Phosphate functional monomers are designed to chemically interact with dentinal hydroxyapatite, being thought of importance for bond durability. Among many functional monomers, 10-MDP was most shown to improve bonding effectiveness in laboratory and clinical research . In our previous research, 10-MDP’s chemical interaction with hydroxyapatite (HAp) of tooth tissue was proven using diverse chemical analytical tools, such as XRD, XPS and NMR . Furthermore, 10-MDP was documented to self-assemble into so-called ‘nano-layering’, a process driven by the deposition of 10-MDP_Ca salts with low solubility . Each nano-layering consists of two sublayers of parallel oriented 10-MDP monomers in opposite direction. 10-MDP’s methacrylate group is directed inwards, enabling mutual co-polymerization between two opposed monomers. Its functional phosphate group is directed outwards, capturing Ca released from dentin thanks to the etching effect of 10-MDP and so coupling adjacent nano-layers. Further in-depth research into the process of nano-layering is warranted to assess the relevance and actual contribution of this compact 3D structure to the stability of the adhesive interface.
The functional monomer 10-MDP was originally synthesized by Kuraray (today Kuraray Noritake, Tokyo, Japan) and has been introduced in 1981 (following ‘Clearfil SE Bond’ Technical Information from Kuraray Noritake). The actual 10-MDP patent expired in 2011, and has led other companies to develop and launch 10-MDP adhesives, many of them have been referred to as so-called ‘universal’ adhesives, such as Adhese Universal (Ivoclar Vivadent, Schaan, Liechtenstein), All-Bond Universal (Bisco, Schaumburg, IL, USA), Clearfil Universal Bond (Kuraray Noritake), Futurabond U (Voco, Cuxhaven, Germany; although the MSDS document does not specify what the ‘acidic adhesive monomer’ is), G-Premio Bond (GC, Tokyo, Japan) and Scotchbond Universal (3M ESPE, Seefeld, Germany). Besides indicated for direct and indirect restorative procedures, universal adhesives allow the dentist to opt for either an etch-and-rinse (E&R) or self-etch (SE) application protocol.

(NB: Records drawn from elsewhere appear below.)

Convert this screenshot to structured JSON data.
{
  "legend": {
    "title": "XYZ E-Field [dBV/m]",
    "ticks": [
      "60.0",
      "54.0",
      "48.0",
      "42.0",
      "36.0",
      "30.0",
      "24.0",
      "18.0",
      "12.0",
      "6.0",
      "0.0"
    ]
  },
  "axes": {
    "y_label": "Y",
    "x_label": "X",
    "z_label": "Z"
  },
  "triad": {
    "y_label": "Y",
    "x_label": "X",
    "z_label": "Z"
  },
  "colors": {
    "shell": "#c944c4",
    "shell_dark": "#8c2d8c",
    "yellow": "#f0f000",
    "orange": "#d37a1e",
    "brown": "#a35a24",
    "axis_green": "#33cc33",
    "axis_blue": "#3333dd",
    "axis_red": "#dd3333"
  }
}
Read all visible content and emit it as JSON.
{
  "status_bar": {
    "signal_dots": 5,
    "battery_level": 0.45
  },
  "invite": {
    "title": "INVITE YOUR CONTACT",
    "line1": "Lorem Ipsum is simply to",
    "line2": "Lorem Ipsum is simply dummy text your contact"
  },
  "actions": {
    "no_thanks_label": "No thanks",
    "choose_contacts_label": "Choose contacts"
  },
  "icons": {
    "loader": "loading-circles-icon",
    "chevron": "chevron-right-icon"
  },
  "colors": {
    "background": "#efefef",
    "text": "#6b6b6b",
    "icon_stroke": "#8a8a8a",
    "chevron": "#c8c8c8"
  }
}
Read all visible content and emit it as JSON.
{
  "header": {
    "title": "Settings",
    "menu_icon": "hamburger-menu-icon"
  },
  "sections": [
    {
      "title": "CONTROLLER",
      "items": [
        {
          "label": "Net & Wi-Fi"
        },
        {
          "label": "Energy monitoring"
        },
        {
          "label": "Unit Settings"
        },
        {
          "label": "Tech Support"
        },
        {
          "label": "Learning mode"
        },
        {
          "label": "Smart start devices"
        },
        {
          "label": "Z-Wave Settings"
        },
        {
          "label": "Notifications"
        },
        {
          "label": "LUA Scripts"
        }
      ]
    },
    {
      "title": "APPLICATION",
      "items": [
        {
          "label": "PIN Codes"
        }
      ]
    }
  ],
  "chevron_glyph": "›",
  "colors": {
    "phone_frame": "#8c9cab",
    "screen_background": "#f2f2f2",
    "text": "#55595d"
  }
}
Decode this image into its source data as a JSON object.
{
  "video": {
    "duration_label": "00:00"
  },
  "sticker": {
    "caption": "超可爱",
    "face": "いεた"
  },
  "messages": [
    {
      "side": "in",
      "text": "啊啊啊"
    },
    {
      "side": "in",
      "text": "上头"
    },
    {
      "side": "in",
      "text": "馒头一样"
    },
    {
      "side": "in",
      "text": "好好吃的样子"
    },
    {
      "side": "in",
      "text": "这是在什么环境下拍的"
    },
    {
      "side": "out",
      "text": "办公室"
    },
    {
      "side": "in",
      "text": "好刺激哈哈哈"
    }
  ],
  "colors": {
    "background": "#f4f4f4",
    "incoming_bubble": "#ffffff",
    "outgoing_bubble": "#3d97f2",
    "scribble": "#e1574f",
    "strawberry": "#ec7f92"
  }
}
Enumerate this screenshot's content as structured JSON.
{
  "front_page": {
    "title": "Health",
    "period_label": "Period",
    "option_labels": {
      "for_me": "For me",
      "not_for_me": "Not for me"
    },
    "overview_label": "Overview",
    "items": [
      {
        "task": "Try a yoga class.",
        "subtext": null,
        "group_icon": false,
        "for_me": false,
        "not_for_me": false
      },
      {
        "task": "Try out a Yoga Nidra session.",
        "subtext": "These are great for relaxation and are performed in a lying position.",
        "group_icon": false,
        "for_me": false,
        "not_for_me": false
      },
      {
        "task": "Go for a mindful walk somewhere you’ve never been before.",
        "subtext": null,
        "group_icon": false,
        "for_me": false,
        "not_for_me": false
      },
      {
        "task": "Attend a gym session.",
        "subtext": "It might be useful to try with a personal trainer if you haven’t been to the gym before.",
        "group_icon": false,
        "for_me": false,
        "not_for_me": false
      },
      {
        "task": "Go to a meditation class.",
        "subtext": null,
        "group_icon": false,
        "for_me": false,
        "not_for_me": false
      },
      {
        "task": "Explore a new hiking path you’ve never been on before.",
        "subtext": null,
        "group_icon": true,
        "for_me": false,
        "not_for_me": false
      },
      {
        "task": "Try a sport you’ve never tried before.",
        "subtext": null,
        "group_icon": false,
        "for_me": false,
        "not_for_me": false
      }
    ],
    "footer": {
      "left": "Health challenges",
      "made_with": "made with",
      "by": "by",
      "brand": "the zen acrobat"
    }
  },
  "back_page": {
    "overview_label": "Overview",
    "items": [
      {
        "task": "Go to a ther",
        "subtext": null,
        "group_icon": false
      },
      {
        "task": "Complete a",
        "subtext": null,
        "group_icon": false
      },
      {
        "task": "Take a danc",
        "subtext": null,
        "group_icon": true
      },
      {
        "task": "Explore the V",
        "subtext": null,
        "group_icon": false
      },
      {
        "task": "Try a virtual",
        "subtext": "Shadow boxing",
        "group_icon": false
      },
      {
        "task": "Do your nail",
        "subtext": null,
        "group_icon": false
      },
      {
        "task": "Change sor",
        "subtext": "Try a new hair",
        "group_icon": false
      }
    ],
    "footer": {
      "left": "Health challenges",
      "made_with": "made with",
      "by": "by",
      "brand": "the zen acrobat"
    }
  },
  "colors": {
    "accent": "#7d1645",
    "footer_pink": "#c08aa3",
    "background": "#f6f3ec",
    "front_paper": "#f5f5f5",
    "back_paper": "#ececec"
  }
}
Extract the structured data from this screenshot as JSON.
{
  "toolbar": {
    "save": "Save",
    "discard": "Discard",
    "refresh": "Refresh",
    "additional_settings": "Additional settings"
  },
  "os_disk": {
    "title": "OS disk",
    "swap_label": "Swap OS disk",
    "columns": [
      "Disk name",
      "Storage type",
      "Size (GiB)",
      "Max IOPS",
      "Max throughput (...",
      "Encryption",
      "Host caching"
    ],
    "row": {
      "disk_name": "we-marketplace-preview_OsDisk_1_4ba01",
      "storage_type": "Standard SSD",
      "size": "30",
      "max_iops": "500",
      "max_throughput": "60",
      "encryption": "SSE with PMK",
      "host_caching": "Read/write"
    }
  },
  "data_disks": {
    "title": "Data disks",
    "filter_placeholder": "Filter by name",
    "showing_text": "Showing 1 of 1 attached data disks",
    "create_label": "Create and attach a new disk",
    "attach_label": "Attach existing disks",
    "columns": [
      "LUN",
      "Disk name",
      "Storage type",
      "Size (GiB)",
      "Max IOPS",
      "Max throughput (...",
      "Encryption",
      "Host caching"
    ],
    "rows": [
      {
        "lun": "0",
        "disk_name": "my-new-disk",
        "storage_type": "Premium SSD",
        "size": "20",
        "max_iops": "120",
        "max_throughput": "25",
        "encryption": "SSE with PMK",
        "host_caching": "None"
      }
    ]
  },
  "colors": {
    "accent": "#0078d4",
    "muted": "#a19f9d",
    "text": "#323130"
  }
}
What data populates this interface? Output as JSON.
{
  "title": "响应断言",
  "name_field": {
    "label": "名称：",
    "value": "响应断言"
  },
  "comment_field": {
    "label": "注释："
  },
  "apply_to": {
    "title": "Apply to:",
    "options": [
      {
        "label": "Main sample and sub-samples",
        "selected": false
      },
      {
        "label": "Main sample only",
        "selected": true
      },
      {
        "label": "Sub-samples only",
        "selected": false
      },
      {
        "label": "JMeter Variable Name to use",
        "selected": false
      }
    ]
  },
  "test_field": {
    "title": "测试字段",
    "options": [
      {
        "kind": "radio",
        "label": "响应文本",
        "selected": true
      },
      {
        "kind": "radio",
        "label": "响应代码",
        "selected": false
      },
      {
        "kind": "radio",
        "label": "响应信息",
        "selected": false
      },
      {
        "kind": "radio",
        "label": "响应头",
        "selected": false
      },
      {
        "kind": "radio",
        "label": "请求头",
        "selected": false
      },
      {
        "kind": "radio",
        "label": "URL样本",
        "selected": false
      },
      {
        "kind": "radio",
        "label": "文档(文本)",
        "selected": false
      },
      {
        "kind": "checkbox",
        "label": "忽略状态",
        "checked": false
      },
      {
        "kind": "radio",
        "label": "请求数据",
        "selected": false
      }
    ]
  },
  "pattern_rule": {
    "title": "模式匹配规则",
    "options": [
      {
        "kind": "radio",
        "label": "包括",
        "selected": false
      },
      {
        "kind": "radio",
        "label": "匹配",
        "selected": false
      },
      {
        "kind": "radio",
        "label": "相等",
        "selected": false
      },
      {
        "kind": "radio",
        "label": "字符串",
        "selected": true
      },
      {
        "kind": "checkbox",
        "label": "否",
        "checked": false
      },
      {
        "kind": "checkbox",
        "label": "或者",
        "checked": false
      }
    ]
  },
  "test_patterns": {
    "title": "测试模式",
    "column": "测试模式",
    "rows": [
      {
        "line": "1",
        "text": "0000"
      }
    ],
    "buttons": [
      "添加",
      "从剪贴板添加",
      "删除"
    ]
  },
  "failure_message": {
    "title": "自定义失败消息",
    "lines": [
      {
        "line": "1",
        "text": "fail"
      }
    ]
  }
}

Bonding effectiveness of the different commercial 10-MDP-based adhesives was found to vary . Self-evidently, difference in composition is the most plausible reason. Bond strength was shown to depend on the actual concentration of 10-MDP . The interfacial interaction potential of 10-MDP with HAp was found to be inhibited by other monomers like HEMA . 10-MDP’s performance may also degrade with time, as the monomer is sensitive to hydrolytic degradation .
To date, the effect of 10-MDP’s purity on bonding effectiveness is unknown, although several chemical companies (PCM, Krefeld, Germany; DMI, San Diego, CA) commercially offer the functional monomer to be used for dental purposes. Different purities are reported in the accompanied technical documentation. Moreover, patent literature not clearly describes the synthesis process and actual purification process . We therefore investigated in this study three different 10-MDP versions, provided by three different companies, on their purity and their chemical interaction potential as well as bonding effectiveness to dentin. The null hypothesis tested was that the adhesive performance of experimental primers varying for the 10-MDP version was not different when they were used as part of a 2-step SE adhesive protocol.